A Problem of Epic Proportions
America’s cars and trucks see a great deal of action each year. The amount of driving done by Americans has been rising with each passing decade, making it more important than ever that Americans learn to properly maintain their tires.
Sadly, however, the numbers indicate that many Americans still fail to address this basic maintenance need. Reports from the National Highway Traffic Safety Administration (NHTSA) suggest that tires are at least partially responsible for some 11,000 traffic crashes each year. Worse, their numbers indicate that nearly 200 people die in those accidents. That’s roughly 200 deaths that might be preventable just by paying more attention to basic tire care.
There is a financial cost to all of this as well. According to the Car Care Council, a lack of overall vehicle maintenance is directly responsible for many thousands of automobile accidents each and every year. Together, those accidents result in damages that are in excess of $2 billion annually. Given the NHTSA estimates on tire-related accidents, it is clear that a substantial portion of those damages could be prevented with adequate tire maintenance.
Even Underinflated Tires are a Problem
Tire maintenance may bring to mind thoughts of tread wear and other damage, but it goes far beyond those concerns. Even seemingly minor issues such as tire inflation can have an impact on the risk to you and your passengers. For example, the NHTSA estimates that around a quarter of a million accidents each year involve cars and trucks with low tire pressure. Low pressure affects everything from traction and braking to how your vehicle handles on the road.

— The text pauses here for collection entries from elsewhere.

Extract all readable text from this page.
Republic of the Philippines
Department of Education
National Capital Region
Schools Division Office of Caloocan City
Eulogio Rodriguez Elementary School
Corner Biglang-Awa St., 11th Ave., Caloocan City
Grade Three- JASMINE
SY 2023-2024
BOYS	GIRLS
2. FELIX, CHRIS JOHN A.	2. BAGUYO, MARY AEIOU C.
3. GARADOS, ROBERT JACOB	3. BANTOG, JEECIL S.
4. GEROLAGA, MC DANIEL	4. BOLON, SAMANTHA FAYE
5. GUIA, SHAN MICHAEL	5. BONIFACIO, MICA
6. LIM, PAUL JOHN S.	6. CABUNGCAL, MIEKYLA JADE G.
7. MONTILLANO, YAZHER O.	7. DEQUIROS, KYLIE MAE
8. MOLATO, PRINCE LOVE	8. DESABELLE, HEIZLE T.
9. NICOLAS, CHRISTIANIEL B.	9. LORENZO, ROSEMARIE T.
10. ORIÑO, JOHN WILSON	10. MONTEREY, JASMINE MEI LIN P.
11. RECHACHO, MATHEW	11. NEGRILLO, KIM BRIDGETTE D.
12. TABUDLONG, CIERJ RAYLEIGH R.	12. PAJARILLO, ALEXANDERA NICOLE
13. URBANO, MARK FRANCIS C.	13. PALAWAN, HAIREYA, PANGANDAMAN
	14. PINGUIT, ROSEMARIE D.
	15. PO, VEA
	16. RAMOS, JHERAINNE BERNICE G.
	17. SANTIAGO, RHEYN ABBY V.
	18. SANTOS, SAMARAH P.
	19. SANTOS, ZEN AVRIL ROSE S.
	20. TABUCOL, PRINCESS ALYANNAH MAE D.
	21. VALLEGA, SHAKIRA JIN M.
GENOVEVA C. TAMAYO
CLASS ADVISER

Recent studies by that agency reveal that there may be a direct relation between underinflated tires and the risk of accidents. By the NHTSA’s estimate, if your car is deflated to less than 75% of its operational capacity, it is three times as likely to be in a car crash as a vehicle with tires that are fully inflated.
What Drivers Don’t Know
The real problem seems to be in the area of driver knowledge. Various studies have revealed that America’s drivers really don’t seem to know all that much about how to properly care for their tires. Just consider the alarming fact that surveys indicate that 85% of American drivers claim to not even know how to inflate their tires, or admit that they are not sure what the proper pressure should be! Here are some other important things to consider:
- The total amount of time that is required to check your tires’ air pressure amounts to no more than ten seconds a day, or five minutes each month.

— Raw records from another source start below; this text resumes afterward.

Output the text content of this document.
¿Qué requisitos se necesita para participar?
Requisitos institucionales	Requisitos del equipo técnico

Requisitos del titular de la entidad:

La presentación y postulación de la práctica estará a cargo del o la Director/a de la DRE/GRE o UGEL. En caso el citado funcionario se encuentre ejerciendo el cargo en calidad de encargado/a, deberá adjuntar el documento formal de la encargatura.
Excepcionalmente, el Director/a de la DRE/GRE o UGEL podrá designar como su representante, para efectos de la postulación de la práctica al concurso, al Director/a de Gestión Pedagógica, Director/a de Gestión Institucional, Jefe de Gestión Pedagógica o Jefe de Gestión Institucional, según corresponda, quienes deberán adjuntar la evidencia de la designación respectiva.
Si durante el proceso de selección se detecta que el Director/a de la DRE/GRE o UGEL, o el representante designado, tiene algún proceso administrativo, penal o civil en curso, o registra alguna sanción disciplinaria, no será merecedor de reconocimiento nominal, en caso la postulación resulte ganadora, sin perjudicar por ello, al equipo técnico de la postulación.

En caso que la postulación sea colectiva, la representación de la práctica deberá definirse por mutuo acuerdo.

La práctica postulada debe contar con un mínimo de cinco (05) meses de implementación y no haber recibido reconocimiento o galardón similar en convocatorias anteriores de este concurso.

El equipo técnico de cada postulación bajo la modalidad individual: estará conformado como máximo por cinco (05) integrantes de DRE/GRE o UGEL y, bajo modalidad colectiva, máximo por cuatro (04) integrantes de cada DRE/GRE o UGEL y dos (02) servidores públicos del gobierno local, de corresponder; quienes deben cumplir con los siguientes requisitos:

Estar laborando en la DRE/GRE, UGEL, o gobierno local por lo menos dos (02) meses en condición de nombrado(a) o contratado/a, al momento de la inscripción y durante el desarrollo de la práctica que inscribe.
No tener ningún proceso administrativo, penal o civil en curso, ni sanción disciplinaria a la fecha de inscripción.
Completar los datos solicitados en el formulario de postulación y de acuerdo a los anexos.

- That five minutes could help you save somewhere in the neighborhood of 12 cents on each gallon of fuel since proper inflation of your vehicle tires is one of the best ways to enhance the fuel efficiency of your car or truck.
- AAA reportedly assists more than a million motorists each year who have to call for help due to issues having to do with their tires.
Caring For Your Tires
Given that most Americans are unsure about how to maintain their tires, chances are that you might have a few questions yourself. The good news is that there are some fairly standard things to look for, and easy maintenance steps to take to ensure that your tires remain functional, safe, and legally eligible for use on the road.

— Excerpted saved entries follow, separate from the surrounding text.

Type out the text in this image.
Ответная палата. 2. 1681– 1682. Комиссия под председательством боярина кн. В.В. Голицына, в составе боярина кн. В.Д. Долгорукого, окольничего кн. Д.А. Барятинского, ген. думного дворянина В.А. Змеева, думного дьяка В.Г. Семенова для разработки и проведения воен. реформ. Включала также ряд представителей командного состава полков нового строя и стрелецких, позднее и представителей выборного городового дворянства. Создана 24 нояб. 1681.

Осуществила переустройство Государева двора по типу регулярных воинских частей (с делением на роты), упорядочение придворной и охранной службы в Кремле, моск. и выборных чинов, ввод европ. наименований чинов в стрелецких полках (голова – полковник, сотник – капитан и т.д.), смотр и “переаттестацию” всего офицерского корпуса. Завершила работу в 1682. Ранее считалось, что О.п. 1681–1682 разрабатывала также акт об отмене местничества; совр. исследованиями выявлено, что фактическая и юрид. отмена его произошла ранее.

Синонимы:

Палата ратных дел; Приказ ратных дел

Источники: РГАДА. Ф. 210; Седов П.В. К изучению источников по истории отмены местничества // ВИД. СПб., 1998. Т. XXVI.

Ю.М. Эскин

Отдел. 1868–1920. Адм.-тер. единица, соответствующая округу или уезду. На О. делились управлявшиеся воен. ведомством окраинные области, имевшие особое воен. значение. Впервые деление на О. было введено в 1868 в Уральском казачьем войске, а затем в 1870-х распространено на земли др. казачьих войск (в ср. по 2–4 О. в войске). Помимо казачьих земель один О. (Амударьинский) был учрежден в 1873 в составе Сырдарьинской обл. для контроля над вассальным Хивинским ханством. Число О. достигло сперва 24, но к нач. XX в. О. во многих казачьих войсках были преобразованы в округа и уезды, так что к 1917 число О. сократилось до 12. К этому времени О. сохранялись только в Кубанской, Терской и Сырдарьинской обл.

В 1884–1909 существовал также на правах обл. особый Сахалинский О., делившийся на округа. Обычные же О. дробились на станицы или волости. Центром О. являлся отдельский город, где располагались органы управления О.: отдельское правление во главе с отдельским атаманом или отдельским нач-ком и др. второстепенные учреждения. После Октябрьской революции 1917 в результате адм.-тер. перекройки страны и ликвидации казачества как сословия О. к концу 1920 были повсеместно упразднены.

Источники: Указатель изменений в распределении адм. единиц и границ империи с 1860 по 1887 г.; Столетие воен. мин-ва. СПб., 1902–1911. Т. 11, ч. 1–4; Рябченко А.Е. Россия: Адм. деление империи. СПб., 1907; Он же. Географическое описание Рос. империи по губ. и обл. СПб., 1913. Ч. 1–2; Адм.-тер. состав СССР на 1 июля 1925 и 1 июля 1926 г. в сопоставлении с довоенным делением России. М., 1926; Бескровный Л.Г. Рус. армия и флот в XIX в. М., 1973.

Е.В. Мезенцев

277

- Align the Wheels. You should have your wheel alignment checked by professionals each year, or any time that you are worried that the alignment may be off. For example, if you find your car pulling to one side, there is a good chance that your wheels are misaligned.
- Tire Rotation. Your owner’s manual will offer guidance about the recommended schedule for rotations, and you should follow those instructions. Regular rotations can protect your tires from irregular wear and improve their longevity.
- Monitor wear. Keep an eye out for tread wear, since any damage to your treads can cause hydroplaning and other issues. One quick test involves using a penny to measure the wear. Simply take a penny and insert it into the tire tread. If the tires are worn to the point where you can see any part of President Lincoln’s head, you should start thinking about getting new tires.
- Inflate your tires. It is important to use a tire pressure gauge to ensure that your tires are properly inflated. Inflation is important for proper road grip, handling, and braking.
In Texas, It’s the Law!
If you reside in the state of Texas, then you may already know that proper tire maintenance is a requirement if your vehicle is to pass the state’s inspection requirements. Once a year, you have to undergo a visual inspection of your tires. Tread is measured, and proper inflation is checked. Your tires could be rejected if there is a visible cord, or cracks and snags larger than an inch in length and depth. Other causes for inspection rejection include structural damage and a number of other problem signs. You should familiarize yourself with the inspection requirements prior to your appointment.
The importance of proper tire maintenance simply cannot be overstated. Treadwear, misaligned wheels, and improper inflation are just a few of the tire-related problems that can result in accidents, injuries, and even death. The good news is that taking care of your tires is an eminently attainable goal that can be met with little time and effort.